Un ingénieur ne ressent pas de la dissonance parce que son travail ne fait pas
suffisamment de « bien ». Il la ressent parce que son travail fait trop de « mal ».

J’ai rencontré de nombreux ingénieurs qui avaient travaillé dans des entreprises de
développement de projets d’énergies renouvelables (solaires ou éoliens), pensant
trouver là un débouché vertueux à leurs compétences. Ils ont rapidement déchanté
quand ils ont compris que ces projets étaient principalement guidés par la
rentabilité économique, condition présentée comme nécessaire à la survie de
l’entreprise sur un marché très compétitif, et ceci au détriment de considérations
environnementales et sociales. Certains projets qui ne présentaient qu’un très
faible intérêt sur le plan énergétique au regard des désagréments associés étaient
tout de même lancés, pour l’unique raison qu’ils avaient été « bien vendus ».
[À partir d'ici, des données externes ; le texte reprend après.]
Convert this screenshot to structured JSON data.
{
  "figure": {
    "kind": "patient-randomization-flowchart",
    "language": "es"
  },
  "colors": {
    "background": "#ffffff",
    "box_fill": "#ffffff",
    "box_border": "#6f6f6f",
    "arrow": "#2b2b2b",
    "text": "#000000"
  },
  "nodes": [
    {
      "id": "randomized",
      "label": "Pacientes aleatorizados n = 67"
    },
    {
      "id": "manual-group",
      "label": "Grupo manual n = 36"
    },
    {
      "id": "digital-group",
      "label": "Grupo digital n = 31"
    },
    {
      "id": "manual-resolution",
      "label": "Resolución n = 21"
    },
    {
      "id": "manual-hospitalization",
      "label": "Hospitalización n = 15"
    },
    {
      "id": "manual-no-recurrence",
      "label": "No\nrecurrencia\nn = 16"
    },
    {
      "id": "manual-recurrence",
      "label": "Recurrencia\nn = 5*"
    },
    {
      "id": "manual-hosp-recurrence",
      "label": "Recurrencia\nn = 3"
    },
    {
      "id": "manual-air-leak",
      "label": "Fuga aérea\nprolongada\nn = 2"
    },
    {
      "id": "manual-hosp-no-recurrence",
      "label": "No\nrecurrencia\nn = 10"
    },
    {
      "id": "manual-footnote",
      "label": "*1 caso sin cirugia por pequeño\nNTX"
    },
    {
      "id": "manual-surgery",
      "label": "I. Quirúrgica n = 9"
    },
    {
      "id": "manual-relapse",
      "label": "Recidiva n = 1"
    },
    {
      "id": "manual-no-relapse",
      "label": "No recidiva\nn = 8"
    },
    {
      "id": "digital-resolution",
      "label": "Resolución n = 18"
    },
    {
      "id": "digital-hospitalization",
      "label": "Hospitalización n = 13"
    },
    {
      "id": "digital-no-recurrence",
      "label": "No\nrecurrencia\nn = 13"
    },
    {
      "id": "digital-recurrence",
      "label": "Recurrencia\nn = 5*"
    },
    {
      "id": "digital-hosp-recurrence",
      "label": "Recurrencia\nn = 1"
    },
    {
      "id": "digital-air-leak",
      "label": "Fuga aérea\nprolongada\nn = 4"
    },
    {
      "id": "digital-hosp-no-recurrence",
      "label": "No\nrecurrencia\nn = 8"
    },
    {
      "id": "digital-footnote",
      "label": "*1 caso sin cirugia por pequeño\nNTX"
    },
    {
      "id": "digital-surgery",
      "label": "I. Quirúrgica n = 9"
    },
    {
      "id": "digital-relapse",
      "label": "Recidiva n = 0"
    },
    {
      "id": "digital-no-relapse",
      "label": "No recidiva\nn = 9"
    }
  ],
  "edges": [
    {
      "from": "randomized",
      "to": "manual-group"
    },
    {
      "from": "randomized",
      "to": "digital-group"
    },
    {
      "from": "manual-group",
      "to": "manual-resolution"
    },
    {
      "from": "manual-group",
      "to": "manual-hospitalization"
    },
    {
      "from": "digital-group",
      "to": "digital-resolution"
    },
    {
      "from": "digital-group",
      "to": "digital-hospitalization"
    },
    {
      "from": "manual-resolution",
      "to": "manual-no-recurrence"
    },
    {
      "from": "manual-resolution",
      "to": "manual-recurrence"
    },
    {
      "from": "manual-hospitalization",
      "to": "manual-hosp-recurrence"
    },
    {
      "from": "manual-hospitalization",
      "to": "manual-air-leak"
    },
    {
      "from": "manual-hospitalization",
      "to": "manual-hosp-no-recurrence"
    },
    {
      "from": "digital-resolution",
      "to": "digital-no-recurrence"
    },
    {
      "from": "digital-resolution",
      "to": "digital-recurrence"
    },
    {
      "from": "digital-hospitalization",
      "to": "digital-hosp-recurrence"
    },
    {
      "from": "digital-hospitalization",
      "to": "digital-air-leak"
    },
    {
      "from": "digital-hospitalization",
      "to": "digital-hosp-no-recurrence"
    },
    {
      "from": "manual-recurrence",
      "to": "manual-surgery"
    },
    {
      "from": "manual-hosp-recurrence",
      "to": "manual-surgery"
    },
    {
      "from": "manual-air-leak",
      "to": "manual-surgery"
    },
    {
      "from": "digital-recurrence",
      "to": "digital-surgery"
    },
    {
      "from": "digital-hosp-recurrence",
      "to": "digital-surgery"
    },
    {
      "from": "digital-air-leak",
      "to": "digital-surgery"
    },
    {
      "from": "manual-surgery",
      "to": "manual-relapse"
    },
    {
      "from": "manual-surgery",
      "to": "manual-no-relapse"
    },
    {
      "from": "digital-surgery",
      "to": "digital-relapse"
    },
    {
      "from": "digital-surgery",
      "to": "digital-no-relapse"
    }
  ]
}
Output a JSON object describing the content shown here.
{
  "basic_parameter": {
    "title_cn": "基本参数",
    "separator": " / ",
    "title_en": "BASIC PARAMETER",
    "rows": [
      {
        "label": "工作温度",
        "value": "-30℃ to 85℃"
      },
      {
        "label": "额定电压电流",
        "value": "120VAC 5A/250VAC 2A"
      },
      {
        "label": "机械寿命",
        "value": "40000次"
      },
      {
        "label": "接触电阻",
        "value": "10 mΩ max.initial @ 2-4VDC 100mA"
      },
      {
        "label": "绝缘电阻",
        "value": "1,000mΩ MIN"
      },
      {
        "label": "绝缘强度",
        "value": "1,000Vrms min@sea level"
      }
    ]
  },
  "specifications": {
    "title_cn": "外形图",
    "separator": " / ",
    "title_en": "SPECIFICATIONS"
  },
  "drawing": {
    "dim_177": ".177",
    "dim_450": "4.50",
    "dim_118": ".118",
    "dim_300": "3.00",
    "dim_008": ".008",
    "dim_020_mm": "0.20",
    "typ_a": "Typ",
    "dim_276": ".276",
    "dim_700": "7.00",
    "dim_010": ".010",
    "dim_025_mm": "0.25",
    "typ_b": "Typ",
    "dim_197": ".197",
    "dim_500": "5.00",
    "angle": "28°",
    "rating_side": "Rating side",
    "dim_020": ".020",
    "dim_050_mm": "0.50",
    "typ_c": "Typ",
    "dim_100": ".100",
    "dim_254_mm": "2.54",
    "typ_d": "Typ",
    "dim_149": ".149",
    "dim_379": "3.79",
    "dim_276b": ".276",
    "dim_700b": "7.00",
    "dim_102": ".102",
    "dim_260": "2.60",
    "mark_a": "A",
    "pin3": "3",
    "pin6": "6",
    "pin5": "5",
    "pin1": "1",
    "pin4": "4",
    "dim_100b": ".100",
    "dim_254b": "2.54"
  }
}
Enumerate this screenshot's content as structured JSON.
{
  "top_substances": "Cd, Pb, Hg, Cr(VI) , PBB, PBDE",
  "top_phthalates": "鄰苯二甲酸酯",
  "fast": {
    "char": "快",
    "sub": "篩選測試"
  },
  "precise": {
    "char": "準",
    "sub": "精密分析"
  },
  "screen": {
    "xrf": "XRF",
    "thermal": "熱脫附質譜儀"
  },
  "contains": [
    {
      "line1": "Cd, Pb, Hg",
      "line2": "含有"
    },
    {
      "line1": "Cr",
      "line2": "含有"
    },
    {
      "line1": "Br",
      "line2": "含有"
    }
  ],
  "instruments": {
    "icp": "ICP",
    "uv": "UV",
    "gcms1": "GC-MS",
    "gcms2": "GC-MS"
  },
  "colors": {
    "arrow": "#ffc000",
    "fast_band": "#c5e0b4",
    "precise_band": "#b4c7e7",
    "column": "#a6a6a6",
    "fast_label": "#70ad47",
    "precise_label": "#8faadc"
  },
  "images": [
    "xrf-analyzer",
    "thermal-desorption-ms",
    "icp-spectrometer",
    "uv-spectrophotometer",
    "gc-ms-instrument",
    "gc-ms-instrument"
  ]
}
Leur désillusion n’était alors pas due au fait qu’ils jugeaient ne pas avoir un «
impact » suffisamment positif, pour employer un terme en vogue. Elle était due a la
conscience de participer à une activité qui devient nuisible dès lors qu’elle est
pilotée avant tout par des logiques de marché.

C’est pourquoi il est essentiel d’écouter ses doutes et de leur donner une portée
politique en retirant sa participation à une entreprise dont on juge l’action
néfaste. C’est d’ailleurs le moyen le plus efficace de réduire sa dissonance
cognitive. Et de dire avec Bartleby, le personnage de la célèbre nouvelle de Herman
Melville : « Je préférerais ne pas. » C’est une action politique extrêmement
puissante. Je préférerais ne pas… faire ce travail dont je ressens qu’il contribue
à conduire le monde à sa perte.

Notes
Hartmut Rosa, Aliénation et accélération. Vers une théorie critique de la
modernité tardive, La Découverte, 2012 (2010).
Andrew Feenberg, (Re)penser la technique. Vers une technologie démocratique, La
Découverte, 2004.
François Jarrige, Technocritiques, La Découverte, 2016 [2014),
Dans un article de 1980 intitulé « Do Artefacts Have Politics?, le philosophe
américain Langdon Winner répondait par l’affirmative à cette question, montrant que
les objets techniques incarnaient et mettaient en œuvre des visions du monde et des
valeurs.
Herman Melville, Bartleby, le scribe, 1853.